# Clarrie Hall Dam - Saturday Morning Surface Sesh - 21/042007



## Guest (Apr 18, 2007)

Was wondering if anyone would be interested in a trip to Clarrie Hall Dam on Saturday morning.

Do some surface fishing early before the sun hits the water, and then switch to casting cranks, plastics and maybe a troll for some Bass.

I've never fished the Dam there before am have been keen to do a trip for a long time.

I was thinking of getting down there pretty early, 4:30 maybe so there would still be an hour or more of darkness, fish surface for a couple of hours before looking at other options.

Anyone interested in joining me? Ben how bout you mate?


----------



## Dodge (Oct 12, 2005)

Dallas said:


> I was thinking of getting down there pretty early, 4:30 maybe so there would still be an hour or more of darkness, fish surface for a couple of hours before looking at other options.
> 
> Anyone interested in joining me?


Dallas it may be worth ringing the Murwillumbah Tourist Authority as I think CH is gated and you may not get access as early as you hope.

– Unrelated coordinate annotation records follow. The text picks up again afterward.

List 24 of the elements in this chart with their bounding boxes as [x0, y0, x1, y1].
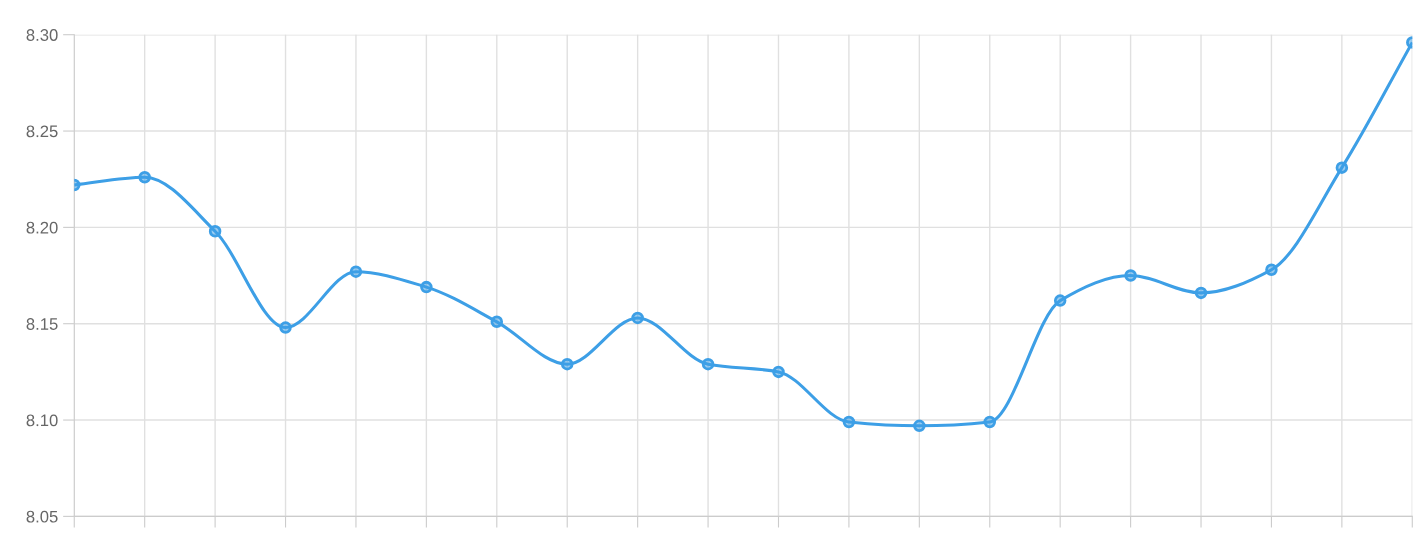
point: [1053, 294, 1067, 307]
point: [349, 265, 363, 278]
y-tick-label: 8.25: [26, 125, 58, 138]
point: [1265, 263, 1278, 277]
point: [208, 224, 222, 238]
y-tick-label: 8.30: [26, 29, 58, 41]
point: [701, 357, 715, 371]
point: [631, 311, 644, 325]
point: [1335, 161, 1349, 174]
point: [983, 415, 997, 429]
point: [420, 280, 433, 294]
point: [842, 415, 856, 429]
y-tick-label: 8.10: [26, 414, 58, 427]
point: [772, 365, 785, 379]
y-tick-label: 8.05: [26, 510, 58, 523]
point: [279, 321, 292, 334]
point: [138, 171, 151, 184]
point: [913, 419, 926, 433]
point: [560, 357, 574, 371]
y-tick-label: 8.20: [26, 221, 58, 234]
y-tick-label: 8.15: [26, 318, 58, 330]
point: [1124, 269, 1137, 282]
point: [1194, 286, 1208, 300]
point: [490, 315, 504, 329]
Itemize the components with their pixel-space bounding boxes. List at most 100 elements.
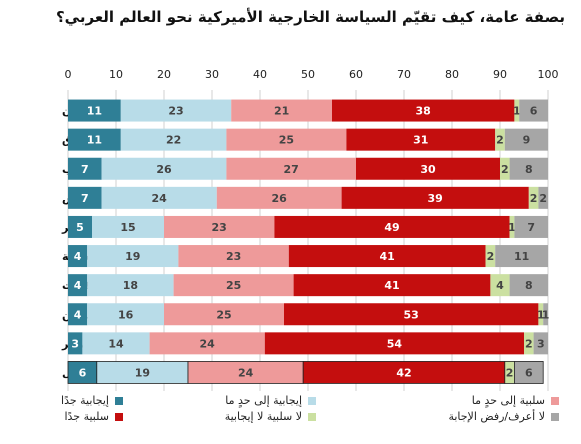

Good luck but I have my grandaughter on the coast so am committed to other activities


----------



## Guest (Apr 18, 2007)

Didnt think about the gate issue.

Although, the gate on the spillway end of the dam is fairly close to the water I think?......I reckon a 2 man carry job would be easy enough and get us on the water before opening


----------



## Fishing Man (Oct 4, 2006)

Hey Dallas,

would have come along mate but i have to work :evil:


----------